В углу покашлял Клаусе, Белла обернулась к нему. Клаусе попытался сесть непринужденно и сказал, обводя взглядом остальных присутствующих:
– Может быть, если уважаемый режиссер расскажет нам немножко о конкретике той исторической эпохи, которой касается фильм, мы сможем лучше понять, чем он так резко отличается от обычного – очень качественного, я это сразу говорю! – S,amp;M кино?
Глава 81
Восемь бионов в маленькой коробке, двенадцать в большой. Невероятно и даже страшно было смотреть на собственные руки, когда они собирали сумку под влиянием чужого опыта и чужого знания: руки проверяли замки сумки, клали в маленький карман дезактивирующий бионы щуп, в карман побольше – очки, выставляли часы на секундомер, выбирали из общей стопки свитеров тот, у которого шире рукава, и несколько раз проделывали одну и ту же процедуру: закатывали рукав – раскатывали, закатывали – раскатывали… Руки уложили в сумку с документами паспорт, билеты и страховочную карточку, которую сам я наверняка бы забыл – если бы калька Лиса не двигала моими руками, если бы это не руки моего покойного брата собирали мою сумку.

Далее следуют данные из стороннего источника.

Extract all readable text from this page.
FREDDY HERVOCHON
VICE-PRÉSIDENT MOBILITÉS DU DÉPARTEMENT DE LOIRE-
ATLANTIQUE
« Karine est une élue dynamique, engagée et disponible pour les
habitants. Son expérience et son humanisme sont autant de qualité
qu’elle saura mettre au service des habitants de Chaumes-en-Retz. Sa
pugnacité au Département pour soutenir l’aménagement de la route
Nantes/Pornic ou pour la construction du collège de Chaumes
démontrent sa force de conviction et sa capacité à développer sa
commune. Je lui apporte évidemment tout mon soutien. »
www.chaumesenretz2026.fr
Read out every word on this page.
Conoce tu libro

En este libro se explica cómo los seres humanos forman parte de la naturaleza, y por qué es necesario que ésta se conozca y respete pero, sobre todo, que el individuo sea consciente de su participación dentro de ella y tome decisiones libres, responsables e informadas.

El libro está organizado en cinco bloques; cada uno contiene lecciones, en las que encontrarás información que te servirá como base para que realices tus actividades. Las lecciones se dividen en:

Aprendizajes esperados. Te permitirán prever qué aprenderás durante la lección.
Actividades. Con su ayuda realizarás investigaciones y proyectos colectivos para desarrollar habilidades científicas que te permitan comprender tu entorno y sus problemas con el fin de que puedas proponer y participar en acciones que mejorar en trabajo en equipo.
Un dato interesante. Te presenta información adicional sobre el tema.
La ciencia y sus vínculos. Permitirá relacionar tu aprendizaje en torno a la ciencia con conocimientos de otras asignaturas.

Последние дни были странными и жуткими, потому что все время приходилось ловить себя на том, что твой мозг и твое тело периодически начинают вести себя не так, как вели бы себя в рамках собственных привычек. Когда я пришел получать кальку, меня заставили прослушать стандартный монолог консультанта об опасности нанесения кальки на человека, который не является «интеллектуально ограниченным». Простыми словами – не является совсем уж полудурком, едва ли не олигофреном: у них практически нет ни навыков, ни опыта, ни привычек, и чужие привычки, опыт и навыки ложатся на их мозг гладко и аккуратно, и все довольны, «когда же, – говорил консультант, – калька, в соответствии с з-а-к-о-н-о-м (и морщился, явно осуждая такой нелепый закон), условно наносится на мозг полноценного человека, то конфликт моторного, когнитивного и другого благоприобретенного опыта двух личностей – личности донора и личности носителя – может привести к крайней утомляемости, повышенной тревожности, наконец, к п-с-и-х-и-ч-е-с-к-и-м расстройствам. Вы меня понимаете?» – вдруг спросил консультант и наклонил ко мне странное маленькое личико на неприлично длинной шее, тянущейся из высокого и грузного тела. Я его понимал. Консультант неожиданно и раздраженно сказал: «Перестаньте вертеть ручку!» Я изумленно положил его ручку на стол, подальше от себя, и он удовлетворенно продолжил: «Короче, обычно наследники донора обращаются за нанесением кальки только для выполнения какой-нибудь временной незаконченной донором работы, и, учитывая, что большинство доноров оказываются обладателями такой роскоши, как калька, н-е-с-л-у-ч-а-й-н-о (и он сново посмотрел на меня жирафом; я молчал; мне действительно не верилось, что у Лиса, не бывшего ни Нобелевским лауреатом, ни Гопперовским стипендиатом, внезапно обнаружилась калька; мне нечего было ответить этому человеку со странной головой), – так вот, наследники берут кальку для выполнения некоторой небольшой, желательно – очень небольшой, занимающей не больше месяца работы – и потом отказываются от дальнейшего ношения кальки в силу к-р-а-й-н-е серьезной нагрузки на мозг!» – Последнее слово он практически выкрикнул, воинственно вытянув шею в моем направлении, и я подумал, что этот человек, кажется, несколько опасен.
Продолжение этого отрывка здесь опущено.